A highly contiguous de novo genome assembly was constructed based on Illumina short read data from paired end and in vitro proximity-ligation Chicago library. The new assembly exhibits improved scaffold lengths over the AllPaths-LG assembly (Green et al. 2014) and better assembly of genes and assessments of genome space occupancy when compared with the Rice et al. (2017) assembly. We identified 23,242 genes with 96% of those genes possessing a functional domain and 7,155 unique genes were associated with one or more GO terms, also an improvement relative to the AllPaths-LG and Ragout assemblies. We identified 1,211 tRNA and 155 previously characterized microsatellites mapped uniquely to a single location in the genome, whereas 93 microsatellites mapped to multiple genomic locations. Multiple selection tests showed genes in both C. porosus and A. mississippiensis under potential positive selection.
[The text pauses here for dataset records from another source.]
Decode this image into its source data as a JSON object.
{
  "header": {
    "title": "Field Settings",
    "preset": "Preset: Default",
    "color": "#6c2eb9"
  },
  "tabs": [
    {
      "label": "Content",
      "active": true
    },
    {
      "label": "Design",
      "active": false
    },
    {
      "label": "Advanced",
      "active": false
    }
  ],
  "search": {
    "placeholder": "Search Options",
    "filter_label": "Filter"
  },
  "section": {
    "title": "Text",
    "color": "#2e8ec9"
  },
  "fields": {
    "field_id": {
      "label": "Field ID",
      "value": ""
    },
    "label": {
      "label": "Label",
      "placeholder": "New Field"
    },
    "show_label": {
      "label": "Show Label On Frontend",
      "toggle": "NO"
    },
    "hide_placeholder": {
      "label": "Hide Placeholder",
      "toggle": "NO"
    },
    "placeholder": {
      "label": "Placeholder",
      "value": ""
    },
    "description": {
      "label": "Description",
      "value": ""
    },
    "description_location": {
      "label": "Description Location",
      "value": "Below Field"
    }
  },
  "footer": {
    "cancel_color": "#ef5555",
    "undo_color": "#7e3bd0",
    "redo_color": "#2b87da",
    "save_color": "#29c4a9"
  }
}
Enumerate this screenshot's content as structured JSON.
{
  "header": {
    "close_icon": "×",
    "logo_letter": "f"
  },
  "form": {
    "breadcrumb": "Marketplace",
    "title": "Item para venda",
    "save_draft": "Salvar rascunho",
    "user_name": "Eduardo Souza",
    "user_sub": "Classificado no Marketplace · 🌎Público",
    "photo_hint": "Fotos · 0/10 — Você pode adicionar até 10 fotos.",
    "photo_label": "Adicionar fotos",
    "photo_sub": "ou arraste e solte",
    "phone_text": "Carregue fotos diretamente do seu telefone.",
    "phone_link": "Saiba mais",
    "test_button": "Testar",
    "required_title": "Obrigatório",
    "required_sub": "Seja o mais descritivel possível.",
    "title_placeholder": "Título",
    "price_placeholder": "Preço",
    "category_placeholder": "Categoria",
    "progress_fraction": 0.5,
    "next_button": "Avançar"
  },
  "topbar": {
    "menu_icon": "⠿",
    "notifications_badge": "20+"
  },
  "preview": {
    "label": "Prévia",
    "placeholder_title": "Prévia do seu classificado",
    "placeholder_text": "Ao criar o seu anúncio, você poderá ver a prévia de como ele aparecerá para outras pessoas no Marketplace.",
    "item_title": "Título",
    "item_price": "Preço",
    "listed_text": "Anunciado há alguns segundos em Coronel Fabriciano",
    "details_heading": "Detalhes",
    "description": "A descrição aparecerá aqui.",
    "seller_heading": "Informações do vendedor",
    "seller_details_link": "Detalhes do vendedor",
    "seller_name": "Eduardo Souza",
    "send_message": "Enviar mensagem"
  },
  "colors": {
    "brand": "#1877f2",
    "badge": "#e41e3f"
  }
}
The enrichment of genes in certain cellular and metabolic pathways such as potassium channel pore domain protein and peroxisomal membrane proteins makes sense due to the natural habitat of C. porosus and their adaptations to the saline environment. Additionally, the rapid directional evolution of heat shock proteins in A. mississippiensis is consistent when considering the higher cold tolerance of alligators relative to crocodiles and all other crocodilians. It might be noted here that the potentially high number of orthologous genes under positive selection when analyzed through the site model (387) could be partially due to the very low number of species used for the analysis.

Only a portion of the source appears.